В заключение нашей беседы он пригрозил мне судом, и больше я его не видел. Зато два дня спустя ко мне пришел еще один человек, представившийся двоюродным братом Куртца. Его очень интересовали последние минуты жизни дорогого родственника. Случайно он обронил фразу, из которой я понял, что Куртц был талантливым музыкантом. «Его ждал огромный успех», – сказал брат, органист по профессии, длинные седые волосы которого спадали на засаленный ворот. Я не нашел оснований сомневаться в его словах, и по сей день не знаю, была ли у Куртца какая-нибудь профессия, – вполне вероятно, что ее не было, и в этом заключался его величайший талант. Я считал его художником, который подрабатывал журналистом – или журналистом, который в свободное время рисовал, – однако даже его двоюродный брат (нюхавший табак во время нашей беседы) не смог толком объяснить, кем же он все-таки был. Куртц был универсальный гений – и в этом я согласился с бедным стариком. Он громко высморкался в большой носовой платок и удалился, пребывая в свойственном старости возбуждении, унося с собой несколько писем и не имевших никакой ценности памятных записок. Наконец ко мне явился журналист, желавший узнать о судьбе «дорогого коллеги». Он сообщил мне, что истинным призванием Куртца могла бы стать политика «с народным уклоном». У журналиста были прямые кустистые брови, коротко стриженные волосы и монокль на широкой ленте. Разоткровенничавшись, он высказал мнение, что Куртц «писать не умел, но боже, как он говорил! Публика теряла голову! А все дело в том, что он умел верить – понимаете? Верить! При желании он мог поверить во что угодно, во что угодно! Из него вышел бы превосходный лидер какой-нибудь радикальной партии».
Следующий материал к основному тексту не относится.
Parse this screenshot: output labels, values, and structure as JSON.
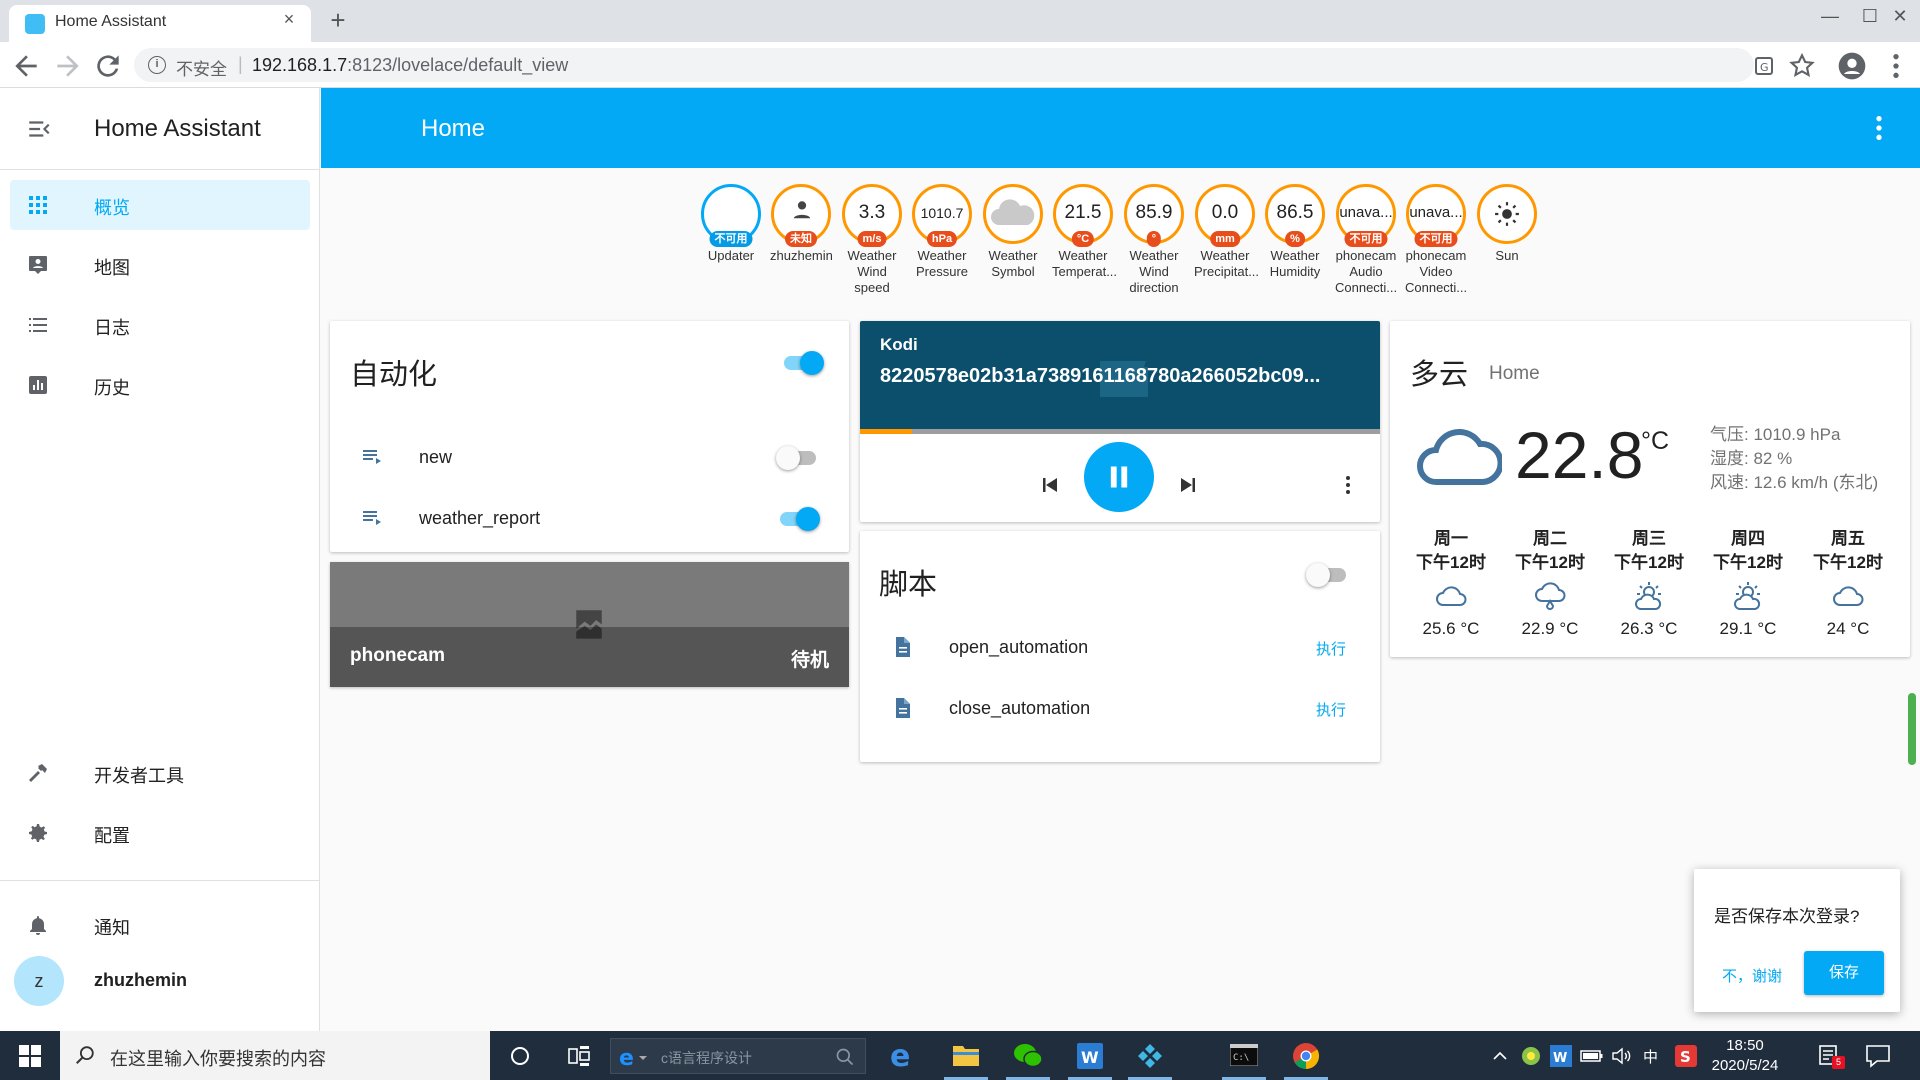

– Какой партии? – не понял я.

– Да любой партии, – ответил мой собеседник. – Он был… экстремист. Не правда ли?

Я согласился. А не знаю ли я, случайно, вдруг полюбопытствовал журналист, что подтолкнуло его отправиться в те края. Я знал – и вручил ему пресловутый доклад, разрешив при необходимости его напечатать. Он торопливо пробежал глазами по тексту, бормоча:

– Это нам подойдет, да-да, подойдет… – после чего скрылся, спрятав добычу в портфель.
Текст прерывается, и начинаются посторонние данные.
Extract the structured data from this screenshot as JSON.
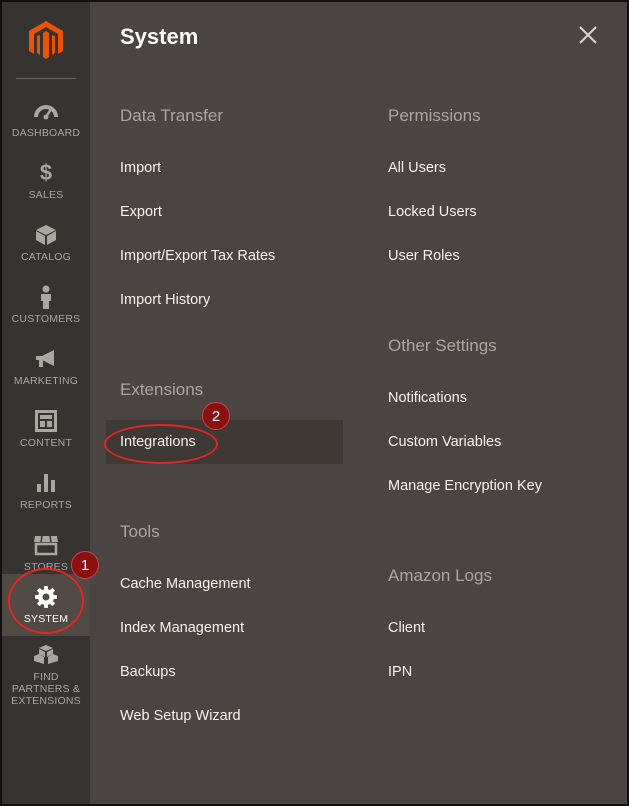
{
  "sidebar": {
    "items": [
      {
        "label": "DASHBOARD",
        "icon": "dashboard-gauge-icon"
      },
      {
        "label": "SALES",
        "icon": "dollar-icon"
      },
      {
        "label": "CATALOG",
        "icon": "box-icon"
      },
      {
        "label": "CUSTOMERS",
        "icon": "person-icon"
      },
      {
        "label": "MARKETING",
        "icon": "megaphone-icon"
      },
      {
        "label": "CONTENT",
        "icon": "layout-icon"
      },
      {
        "label": "REPORTS",
        "icon": "bar-chart-icon"
      },
      {
        "label": "STORES",
        "icon": "storefront-icon"
      },
      {
        "label": "SYSTEM",
        "icon": "gear-icon",
        "active": true
      },
      {
        "label": "FIND PARTNERS & EXTENSIONS",
        "icon": "cubes-icon"
      }
    ]
  },
  "panel": {
    "title": "System",
    "close_icon": "close-icon",
    "left_column": {
      "data_transfer": {
        "title": "Data Transfer",
        "links": [
          "Import",
          "Export",
          "Import/Export Tax Rates",
          "Import History"
        ]
      },
      "extensions": {
        "title": "Extensions",
        "links": [
          "Integrations"
        ]
      },
      "tools": {
        "title": "Tools",
        "links": [
          "Cache Management",
          "Index Management",
          "Backups",
          "Web Setup Wizard"
        ]
      }
    },
    "right_column": {
      "permissions": {
        "title": "Permissions",
        "links": [
          "All Users",
          "Locked Users",
          "User Roles"
        ]
      },
      "other_settings": {
        "title": "Other Settings",
        "links": [
          "Notifications",
          "Custom Variables",
          "Manage Encryption Key"
        ]
      },
      "amazon_logs": {
        "title": "Amazon Logs",
        "links": [
          "Client",
          "IPN"
        ]
      }
    }
  },
  "annotations": {
    "step1": "1",
    "step2": "2"
  },
  "colors": {
    "sidebar_bg": "#373330",
    "panel_bg": "#4a4542",
    "active_item_bg": "#514943",
    "brand_orange": "#eb5202",
    "annotation_red": "#e22626"
  }
}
Итак, в моем распоряжении оставалась тонкая стопка писем и фотография девушки. Она казалась мне красивой – вернее, прекрасным было выражение ее лица. Я знаю, что и солнечный свет можно заставить лгать, однако никакие манипуляции со светом и позами не способны отразить на человеческом лице честность и прямодушие, если их нет. Казалось, она умеет слушать открыто, без задней мысли, без подозрений, не думая о себе. Я решил лично вернуть ей портрет и оставшиеся письма. Любопытство, скажете? Да, но не только, было и еще какое-то чувство. Все имевшее отношение к Куртцу ускользнуло из моих рук: его душа, тело, станция, планы, слоновая кость, карьера… Осталась лишь память о нем да его «суженая» – и это я тоже хотел самолично предать забвению (именно оно должно было стать последним словом общей нашей судьбы). Я не оправдываюсь, нет. Я и сам толком не понимал, чего хочу. Возможно, во мне заговорила подсознательная верность Куртцу или же я стремился удовлетворить одну из иронических нужд, что таятся среди фактов человеческого существования… Не знаю. Не могу точно сказать. Но я отправился к той девушке.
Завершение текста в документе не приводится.